Kraus antwortet, wo er kann. "Natürlich bin ich kein Rentenfachmann", schickt er voraus, aber er empfiehlt allen, sich frühzeitig vorzubereiten. "Ich bin da konservativ: Eine Erwerbsunfähigkeitsversicherung würde ich jedem empfehlen." Und: "Die eigenen vier Wände sind immer noch die beste Versicherung."

Viel zu wenig diskutiert sei das Thema, "weil sich die negative Entwicklung schleichend vollzieht", so der Vorwurf von Kraus. Selbst in der Senioren-Union sei der Rentenverfall nicht das ganz große Thema, weil die Mitglieder zu großen Teilen nicht zu den Armen gehören. Dennoch: In Luxemburg gebe es zwei- bis dreimal so viel Rente. Auf das Raunen, das im Raum aufkommt, reagiert Kraus mit dem Einwurf, dass Luxemburg ja ein kleines Land sei. Aber selbst in Österreich seien die Renten deutlich höher. "Die normalen Renten liegen in Deutschland bei ungefähr 800 Euro - das ist eine Schande", schimpft Kraus.

"Sehr kämpferisch" sei Kraus, sagte Renate Schaumberg bereits in ihren einführenden Worten über den ehemaligen Staatssekretär. Und so gestaltet sich der Abend. Kraus ist klar in seinen Thesen, auch wenn diese sich inzwischen in manchem von der CSU unterscheiden. "Jemand, der 45 Jahre gearbeitet hat, sollte das Recht haben, in Rente zu gehen", sagt er beispielsweise. "Da stehe ich heute noch dazu, auch wenn sich die CDU inzwischen davon entfernt hat." Das sei auch möglich, sofern eine "g'scheide Gewerkschaft" vorhanden sei: Bei der IG Metall und der IG Chemie beispielsweise sei in den Tarifverträgen festgehalten, dass man Zuschüsse und Erleichterungen im frühzeitigen Ruhestand bekommt. "Natürlich geht es dabei um politische Macht", so der 74-Jährige.

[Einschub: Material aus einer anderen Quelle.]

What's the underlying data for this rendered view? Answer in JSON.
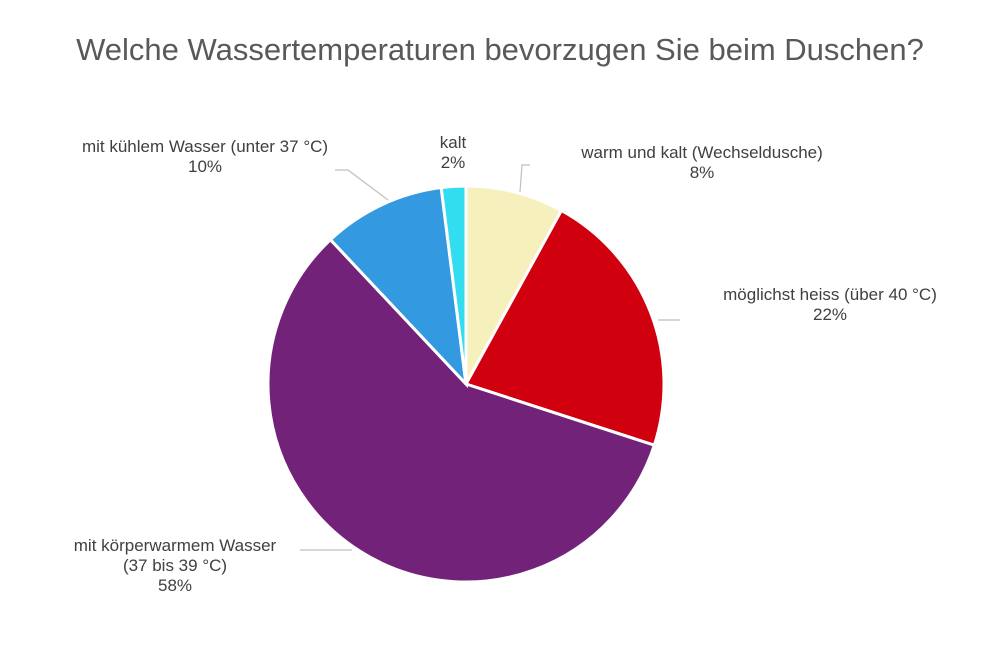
{
  "chart_data": {
    "type": "pie",
    "title": "Welche Wassertemperaturen bevorzugen Sie beim Duschen?",
    "start_angle_deg": 0,
    "direction": "clockwise",
    "slices": [
      {
        "label": "warm und kalt (Wechseldusche)",
        "value": 8,
        "value_label": "8%",
        "color": "#f5f0bc"
      },
      {
        "label": "möglichst heiss (über 40 °C)",
        "value": 22,
        "value_label": "22%",
        "color": "#d0000f"
      },
      {
        "label": "mit körperwarmem Wasser (37 bis 39 °C)",
        "label_lines": [
          "mit körperwarmem Wasser",
          "(37 bis 39 °C)"
        ],
        "value": 58,
        "value_label": "58%",
        "color": "#722379"
      },
      {
        "label": "mit kühlem Wasser (unter 37 °C)",
        "value": 10,
        "value_label": "10%",
        "color": "#3399e0"
      },
      {
        "label": "kalt",
        "value": 2,
        "value_label": "2%",
        "color": "#33ddf0"
      }
    ]
  }
}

Entschieden distanziert Kraus sich von der Ansicht, Flüchtlinge könnten negative Konsequenzen für die Renten haben. Es komme einfach darauf an, wie die Integration laufe und darauf, wie sich das Arbeitsverhalten entwickle. "Aus heutiger Sicht haben sich beispielsweise die Russlanddeutschen nicht als Belastung für die Rentenkassen herausgestellt." Er bedauert, dass Themen wie die Rente stark hinter andere Themen, "zuerst Griechenland, jetzt die Flüchtlinge", angestellt würden. "Wenn die populistischen Parteien vor den Wahlen was reißen wollen, dann werden sie dieses Thema aufnehmen", prophezeit er.

Der Ebersberger CSU-Landtagsabgeordnete Thomas Huber, selbst 43 Jahre alt, verweist auf den Generationenpakt der Union, für den er sich engagiert habe. "Ich glaube, die damaligen Ansätze waren sehr gut." Die Frage, die er an Kraus stellt lautet: "Was kann die heutige Politik für die künftigen Rentner machen?" Kraus' Antwort korrigiert die Wortwahl: Es gehe darum, was man tun muss. Nämlich den Wohlstand anders verteilen. "Man hat die Riester-Rente genommen und damit keine paritätische, sondern eine asymmetrische Verteilung begünstigt." Das müsse schleunigst rückgängig gemacht werden.

Seinen Vortag beendet Kraus schließlich selbstironisch mit den Worten: "Machen wir Schluss, ein Rentner hat nicht so viel Zeit!"